Radina, a member of the College Democrats, is forming the Michigan Students for Progress Party. The party is still in the works, with only a handful of students involved in its development, but Radina plans to field candidates for every position in this April’s elections.

Radina and Nowinski have spoken with one another, and they said there is a possibility that the two parties will combine for the April elections.

Radina said he supports the University’s use of affirmative action in admissions but would also like to explore the possibility of “economically, rather than racially based policies.” Nowinski also said he supports affirmative action, but he said he does not hope to make this a major campaign issue. Reconciliation of the platforms would be vital before the parties could combine, he said.

Both Nowinski and Radina said they believe the loss of interest in student government can be attributed to the poor performance of the dominant Students 4 Michigan, which they said results from of a lack of accountability coupled with an absence of direction.

LSA senior Max Milstein said it seems MSA doesn’t do much to help students and that “when they do actually do something, it doesn’t seem to work that well.”

Nowinski and Radina both said they hope to improve MSA’s credibility either by taking a significant slice of S4M’s majority or by putting pressure on S4M to accomplish party goals.

DAAP, which has close ties with the controversial pro-affirmative action group BAMN, is considered a single-issue party and holds only four A-A-A-A- seats on the assembly. “S4M has been dominating for too long,” Radina said. “No party has been stepping up to challenge them, and so there is no way of holding (S4M) accountable for bad choices.”

“(MSA) no longer has respect around campus because they aren’t as serious as they should be,” Radina said, recalling current MSA President Jesse Levine’s campaign flyer featuring a picture of “Uncle Jesse,” a character from the popular ’90s sitcom “Full House.” Radina said he believes S4M needs “to be more serious in order to make MSA a more respectable campus organization again.”

S4M was started last winter by former members of the now-defunct Students First Party, which was the dominant MSA party when it was dissolved.
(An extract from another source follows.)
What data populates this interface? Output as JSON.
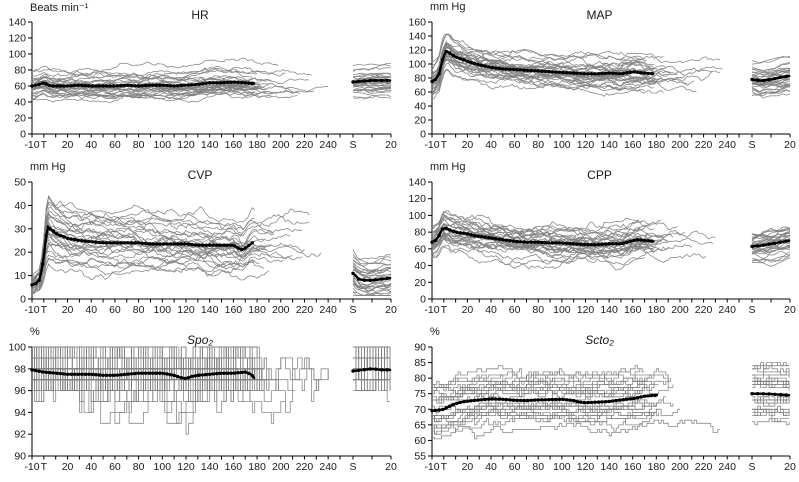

Like Students First, S4M aims to include representatives of a diverse array of campus groups and communities. The party does not have a strict ideology, but includes members of liberal as well as conservative groups.

Nowinski said the biggest problem with S4M lies in the fact that “S4M doesn’t have a platform – as a group, it doesn’t stand for anything specific.”

“It doesn’t have a clear vision,” he said. “It stands for being elected.”

Both Nowinski and Radina said they hope to avoid this issue in their own parties by forming distinct party platforms.

Although officially nonpartisan now, MSA President Jesse Levine said he previously chose to be a part of S4M because the party is composed of many “student leaders who represented many different ideologies but who all had the common goal of making campus better.”

“We don’t need parties with strict ideological divisions,” Levine said. “Students need leaders that will represent them well.”

As far as student interest is concerned, Milstein, the LSA senior who was skeptical about MSA, said: “If you add new parties with new ideas that are interested in connecting with students, it will help.”

Clark Ruper, an LSA sophomore and vice chair of Young Americans for Freedom, has also expressed interest in forming a new party. The Abolish MSA Spending Party would run on the platform of “decreasing funding and controlling spending with the end goal of eliminating MSA discretionary spending,” Ruper wrote in a letter to the Daily. Ruper could not be reached for comment.